Because The Devil isn’t about other people’s feelings. Not really. It’s about the shadow parts of your own desire — the wants you’ve been taught to suppress, the needs you’ve never spoken out loud, the attraction you’re ashamed to admit.
Name it. Look at it. Not to indulge it blindly. Not to shame it back into the dark. But to understand it — because understanding is the key that loosens every chain The Devil has ever held.
Frequently Asked Questions
What does The Devil mean as someone's feelings for me?
When The Devil appears as feelings, the person feels intensely drawn to you — but the feeling is complicated. It's desire mixed with something darker: obsession, possessiveness, the inability to stop thinking about you even when they know they should. They feel chained to the connection, and part of them doesn't want to be unchained.
Is The Devil as feelings always a bad sign?

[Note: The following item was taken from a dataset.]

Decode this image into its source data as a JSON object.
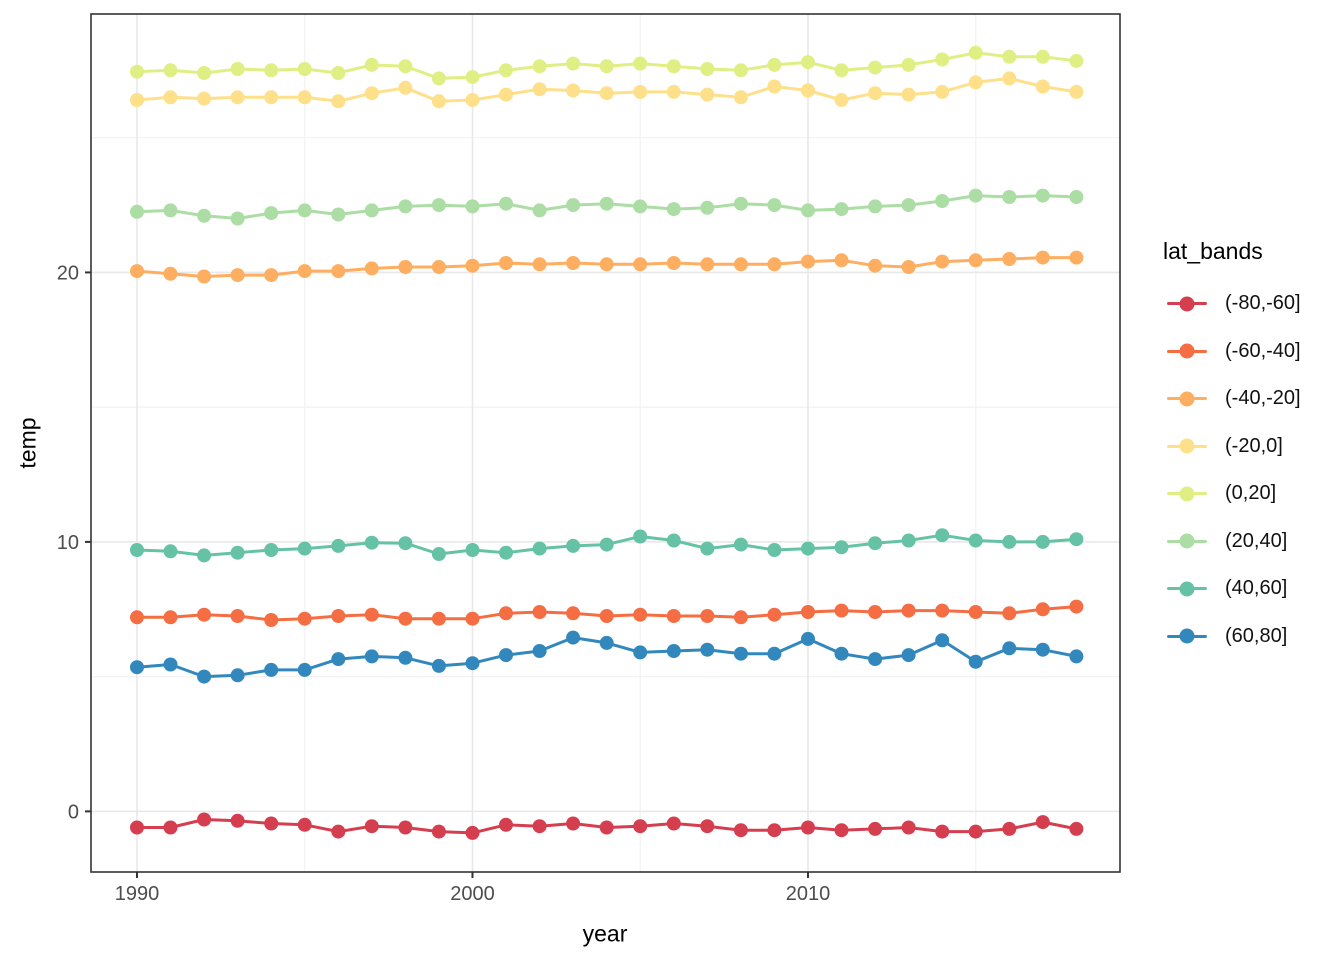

Not always bad, but always intense. The Devil can represent passionate physical chemistry, magnetic attraction, and desire that feels all-consuming. Whether it's 'bad' depends on whether the intensity is mutual, honest, and freely chosen — or whether it's one-sided, manipulative, or based on avoiding something painful.
What does The Devil reversed mean as feelings?
The Devil reversed as feelings means someone is breaking free from an unhealthy pattern. They're waking up from the spell — recognizing the obsession for what it is and choosing to release it. This can be painful liberation: they still feel the pull but they're choosing not to follow it.
Does The Devil as feelings mean someone is obsessed with me?
It can. The Devil frequently indicates obsessive thinking — the person who can't stop replaying your conversations, who checks your social media compulsively, who fantasizes about you in ways they wouldn't admit. But obsession isn't love. The Devil asks whether the intensity is genuine connection or a pattern they're acting out.